A positive response to appeals for boycotting Israel is not the rule. In 2010, the celebrated novelist Amitav Ghosh rejected the plea of 50 Indian intellectuals for turning down the Dan David award (worth $1 million) that Tel Aviv University jointly bestowed upon him and Canadian novelist Margaret Atwood. Ghosh responded to the petitioners through a missive, in which he doubted the efficacy of a boycott as a political tactic, stressed the necessity of recognising the autonomy of cultural and educational institutes from the state, and wondered about the impact of a boycott on the dissidents living in Israel. Opponents of the boycott have often echoed the ethical underpinnings of Ghosh’s arguments.

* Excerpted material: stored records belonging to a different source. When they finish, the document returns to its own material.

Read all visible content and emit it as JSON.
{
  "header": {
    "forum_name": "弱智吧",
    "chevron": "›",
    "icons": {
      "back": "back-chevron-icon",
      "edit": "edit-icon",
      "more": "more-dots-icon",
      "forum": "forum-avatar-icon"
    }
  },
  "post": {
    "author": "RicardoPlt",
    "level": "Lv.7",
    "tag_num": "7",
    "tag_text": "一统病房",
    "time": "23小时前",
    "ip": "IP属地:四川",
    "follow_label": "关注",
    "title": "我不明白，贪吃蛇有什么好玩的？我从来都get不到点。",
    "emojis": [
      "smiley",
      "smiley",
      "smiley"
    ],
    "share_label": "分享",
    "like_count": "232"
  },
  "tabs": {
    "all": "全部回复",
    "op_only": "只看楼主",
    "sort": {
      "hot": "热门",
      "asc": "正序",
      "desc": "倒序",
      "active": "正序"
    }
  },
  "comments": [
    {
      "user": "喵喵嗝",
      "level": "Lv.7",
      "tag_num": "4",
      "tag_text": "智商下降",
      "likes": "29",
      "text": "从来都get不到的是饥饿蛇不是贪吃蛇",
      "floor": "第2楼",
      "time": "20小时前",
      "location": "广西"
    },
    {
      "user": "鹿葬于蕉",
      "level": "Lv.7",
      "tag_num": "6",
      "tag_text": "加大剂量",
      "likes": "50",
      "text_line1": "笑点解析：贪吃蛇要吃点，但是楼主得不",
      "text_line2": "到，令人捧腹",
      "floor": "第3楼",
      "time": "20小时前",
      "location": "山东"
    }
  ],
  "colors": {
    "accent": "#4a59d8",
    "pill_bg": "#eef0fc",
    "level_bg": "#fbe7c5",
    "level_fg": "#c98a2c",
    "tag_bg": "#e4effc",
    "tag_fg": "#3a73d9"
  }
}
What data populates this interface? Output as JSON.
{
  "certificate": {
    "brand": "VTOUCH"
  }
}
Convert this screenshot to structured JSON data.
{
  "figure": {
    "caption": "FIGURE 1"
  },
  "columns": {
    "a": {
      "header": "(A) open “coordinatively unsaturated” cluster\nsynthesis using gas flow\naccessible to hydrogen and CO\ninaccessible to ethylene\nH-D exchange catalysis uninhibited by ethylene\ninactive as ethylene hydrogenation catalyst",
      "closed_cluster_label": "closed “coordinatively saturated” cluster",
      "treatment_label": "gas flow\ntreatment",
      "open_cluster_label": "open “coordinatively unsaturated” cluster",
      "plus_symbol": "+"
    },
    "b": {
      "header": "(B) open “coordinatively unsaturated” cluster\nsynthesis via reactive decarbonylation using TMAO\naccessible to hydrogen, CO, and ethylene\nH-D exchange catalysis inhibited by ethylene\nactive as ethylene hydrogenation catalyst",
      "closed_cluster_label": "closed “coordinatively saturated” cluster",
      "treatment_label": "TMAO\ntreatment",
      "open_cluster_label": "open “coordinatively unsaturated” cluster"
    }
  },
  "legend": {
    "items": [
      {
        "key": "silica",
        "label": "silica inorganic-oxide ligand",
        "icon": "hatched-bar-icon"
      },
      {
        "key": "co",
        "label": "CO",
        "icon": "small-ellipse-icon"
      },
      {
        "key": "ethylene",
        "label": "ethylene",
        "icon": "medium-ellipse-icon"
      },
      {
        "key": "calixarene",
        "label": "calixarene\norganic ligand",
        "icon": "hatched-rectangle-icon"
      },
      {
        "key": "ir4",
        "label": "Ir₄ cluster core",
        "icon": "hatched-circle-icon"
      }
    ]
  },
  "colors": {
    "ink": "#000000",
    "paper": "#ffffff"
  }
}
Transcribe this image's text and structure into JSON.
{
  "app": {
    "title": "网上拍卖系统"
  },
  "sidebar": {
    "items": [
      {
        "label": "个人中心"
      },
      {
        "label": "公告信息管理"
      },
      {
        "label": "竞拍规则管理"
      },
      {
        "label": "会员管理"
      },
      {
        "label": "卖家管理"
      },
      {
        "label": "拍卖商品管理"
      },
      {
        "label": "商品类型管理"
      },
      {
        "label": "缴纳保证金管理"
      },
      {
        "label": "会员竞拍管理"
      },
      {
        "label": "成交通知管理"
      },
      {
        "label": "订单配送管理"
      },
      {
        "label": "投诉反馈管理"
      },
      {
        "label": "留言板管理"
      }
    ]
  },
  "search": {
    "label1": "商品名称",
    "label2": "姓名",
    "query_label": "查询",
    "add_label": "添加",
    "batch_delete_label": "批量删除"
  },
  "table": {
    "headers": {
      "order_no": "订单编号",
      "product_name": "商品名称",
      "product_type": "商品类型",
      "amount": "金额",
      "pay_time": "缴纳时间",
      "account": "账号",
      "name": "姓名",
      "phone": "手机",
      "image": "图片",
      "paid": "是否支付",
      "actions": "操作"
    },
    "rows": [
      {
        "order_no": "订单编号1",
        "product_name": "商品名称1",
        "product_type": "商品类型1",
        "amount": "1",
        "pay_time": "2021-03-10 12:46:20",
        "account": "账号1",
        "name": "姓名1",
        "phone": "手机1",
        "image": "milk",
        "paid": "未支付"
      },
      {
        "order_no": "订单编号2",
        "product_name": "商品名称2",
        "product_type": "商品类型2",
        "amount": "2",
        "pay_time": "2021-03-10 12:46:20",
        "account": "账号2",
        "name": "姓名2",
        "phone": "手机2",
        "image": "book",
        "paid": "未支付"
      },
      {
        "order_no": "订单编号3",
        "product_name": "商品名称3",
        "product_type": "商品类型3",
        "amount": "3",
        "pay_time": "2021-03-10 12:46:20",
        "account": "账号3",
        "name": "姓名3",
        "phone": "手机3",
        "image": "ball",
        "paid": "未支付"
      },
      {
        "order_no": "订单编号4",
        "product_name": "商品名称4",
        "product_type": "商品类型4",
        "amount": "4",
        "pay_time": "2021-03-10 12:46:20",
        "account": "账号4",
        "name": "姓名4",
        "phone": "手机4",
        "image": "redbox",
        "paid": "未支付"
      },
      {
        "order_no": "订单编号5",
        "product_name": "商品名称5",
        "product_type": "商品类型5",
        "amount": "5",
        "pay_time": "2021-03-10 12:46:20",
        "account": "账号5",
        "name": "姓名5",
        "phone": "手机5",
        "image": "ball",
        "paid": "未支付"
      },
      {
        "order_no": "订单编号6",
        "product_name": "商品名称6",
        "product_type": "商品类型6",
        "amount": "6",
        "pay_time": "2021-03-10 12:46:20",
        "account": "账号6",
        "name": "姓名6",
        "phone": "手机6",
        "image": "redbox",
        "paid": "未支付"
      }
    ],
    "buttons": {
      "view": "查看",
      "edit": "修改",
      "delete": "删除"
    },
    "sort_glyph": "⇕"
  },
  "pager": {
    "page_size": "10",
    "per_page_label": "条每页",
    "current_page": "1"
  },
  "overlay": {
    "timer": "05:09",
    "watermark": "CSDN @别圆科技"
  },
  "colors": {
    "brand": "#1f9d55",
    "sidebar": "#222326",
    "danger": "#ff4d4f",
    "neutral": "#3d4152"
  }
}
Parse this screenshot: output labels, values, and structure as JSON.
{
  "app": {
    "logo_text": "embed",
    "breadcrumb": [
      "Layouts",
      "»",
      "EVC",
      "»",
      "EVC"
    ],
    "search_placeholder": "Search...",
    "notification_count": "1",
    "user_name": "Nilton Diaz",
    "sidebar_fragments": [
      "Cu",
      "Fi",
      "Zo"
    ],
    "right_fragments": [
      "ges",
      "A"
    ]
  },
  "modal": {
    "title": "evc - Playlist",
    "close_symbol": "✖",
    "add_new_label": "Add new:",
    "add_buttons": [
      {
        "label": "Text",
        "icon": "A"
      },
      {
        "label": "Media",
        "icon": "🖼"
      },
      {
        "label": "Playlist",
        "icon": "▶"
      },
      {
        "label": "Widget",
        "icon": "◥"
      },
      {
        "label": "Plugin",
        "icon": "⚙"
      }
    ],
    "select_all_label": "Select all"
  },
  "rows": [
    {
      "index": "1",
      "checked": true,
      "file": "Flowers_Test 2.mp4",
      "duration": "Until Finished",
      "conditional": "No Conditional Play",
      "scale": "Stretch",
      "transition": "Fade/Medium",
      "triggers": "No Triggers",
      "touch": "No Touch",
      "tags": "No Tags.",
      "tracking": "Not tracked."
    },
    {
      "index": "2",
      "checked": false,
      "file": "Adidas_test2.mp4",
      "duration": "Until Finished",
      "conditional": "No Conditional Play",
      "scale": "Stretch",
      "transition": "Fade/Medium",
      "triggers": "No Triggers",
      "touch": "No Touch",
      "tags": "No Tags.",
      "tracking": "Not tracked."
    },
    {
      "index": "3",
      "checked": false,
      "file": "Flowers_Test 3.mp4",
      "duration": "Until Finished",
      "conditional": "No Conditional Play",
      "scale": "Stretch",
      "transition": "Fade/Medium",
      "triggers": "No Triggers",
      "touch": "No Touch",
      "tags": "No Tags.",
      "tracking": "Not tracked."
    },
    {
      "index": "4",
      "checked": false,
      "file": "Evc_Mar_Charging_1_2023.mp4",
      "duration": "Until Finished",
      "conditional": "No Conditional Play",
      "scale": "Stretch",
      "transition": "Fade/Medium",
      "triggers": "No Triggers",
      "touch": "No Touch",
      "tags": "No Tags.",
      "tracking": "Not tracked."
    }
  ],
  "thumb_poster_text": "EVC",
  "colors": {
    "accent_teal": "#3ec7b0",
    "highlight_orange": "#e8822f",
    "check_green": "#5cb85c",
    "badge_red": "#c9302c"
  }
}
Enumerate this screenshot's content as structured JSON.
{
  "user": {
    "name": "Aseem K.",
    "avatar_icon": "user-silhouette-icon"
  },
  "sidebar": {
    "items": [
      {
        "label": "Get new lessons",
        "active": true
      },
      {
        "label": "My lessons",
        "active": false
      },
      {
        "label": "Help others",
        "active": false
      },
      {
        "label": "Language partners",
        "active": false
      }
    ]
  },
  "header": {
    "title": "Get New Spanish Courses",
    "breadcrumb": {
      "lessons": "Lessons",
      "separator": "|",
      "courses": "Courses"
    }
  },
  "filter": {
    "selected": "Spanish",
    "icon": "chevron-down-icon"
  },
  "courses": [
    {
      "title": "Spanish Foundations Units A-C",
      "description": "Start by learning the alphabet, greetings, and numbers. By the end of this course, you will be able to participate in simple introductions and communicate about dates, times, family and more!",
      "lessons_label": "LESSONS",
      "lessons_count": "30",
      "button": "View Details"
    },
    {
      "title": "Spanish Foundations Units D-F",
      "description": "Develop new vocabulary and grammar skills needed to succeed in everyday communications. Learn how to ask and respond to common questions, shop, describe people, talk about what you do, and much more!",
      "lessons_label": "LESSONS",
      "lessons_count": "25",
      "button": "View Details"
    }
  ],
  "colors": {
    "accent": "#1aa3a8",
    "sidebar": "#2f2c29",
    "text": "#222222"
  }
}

Yet we know a boycott was particularly effective in dismantling apartheid in South Africa, mooted and initiated in British universities in the 1950s and gradually expanded to include the entire gamut of collective life. Even the ongoing attempts to culturally and academically boycott Israel, popularly known as the BDS (Boycott, Divest, Sanction) movement, has gathered momentum from the time 171 civil society organisations in Palestine proposed it in 2005. Those who have responded to it include musicians such as Roger Waters, Carlos Santana, U2, Coldplay, Bruce Springsteen, and a long list of academics and authors.

Perhaps a better measure of the BDS movement’s efficacy can be gleaned from the steps taken to counter it. Israeli politicians passed a law last year allowing the suing of those who call for a boycott of music shows, and established a committee for exploring the possibility of compensating organisers who encounter politically motivated cancellation. The incipient Creative Community for Peace, a joint initiative of the United States-Israel music industry, has sought to create an alternative narration for those artists chaffing under the pressure of BDS activists.

In the US, a pro-Israel advocacy group, the Amchi Initiative, has been mounting pressure on four Californian universities to disallow professors from using public resources to promote the BDS and inviting for talks people like the historian Illan Papp, a Jew who is a strident critic of Israel. In April, 140 American professors wrote to the editor of The New York Times objecting to the advertisement the David Horowitz Freedom Centre placed in the newspaper. The advertisement compared the BDS movement to the Holocaust, and shockingly demanded the public shaming of 14 professors who had participated in a discussion on the issue in the University of Pennsylvania. Perhaps Ghosh has a point in wanting us to treat educational and cultural institutes autonomous of the state. No doubt, these institutes produce knowledge in justification of the Israeli state, yet they also nurture dissidents critical of its politics. The contention becomes fuzzier still as soon as you discover that Tel Aviv University receives funding from the state. About the university, the Palestine campaigners wrote to Ghosh saying that it has consistently refused to commemorate the “Palestinian village of Sheikh Muwwanis and its ethnically cleansed population on whose land the university was partially built.”

Yet there is no denying the imperative for insulating Israeli dissidents from the impact of the BDS movement. However, you are left befuddled as you read about the Israeli group Boycott from Within, whose members vociferously support the boycott, rarely missing an opportunity to plead with performers to cancel their shows in Israel. You want to hail this year’s decision of the Tel Aviv University president to allow students to organise a ceremony to commemorate May 15, the day on which Israel was born in 1948 and which the Arabs call the Nakba Day, or Day of the Catastrophe. But then you discover the students were asked to conduct the ceremony outside the gate of the campus lest the university fell foul of the Nakba law, which denies public funds to institutes guilty of perpetuating the Palestinian memory of the day.

In this world, there exist innumerable exploitative political systems. But Israel’s is a class apart, for it has built a violent, colonial state on the foundation of the exceptional sorrow Jews suffered in the Holocaust, and harnesses the paranoia arising from the memory of that suffering to legitimise institutionalised violence and subordination. Zakir Hussain’s decision to not go to Israel will now make us hear in his tabla recitals the lament of the Palestinians.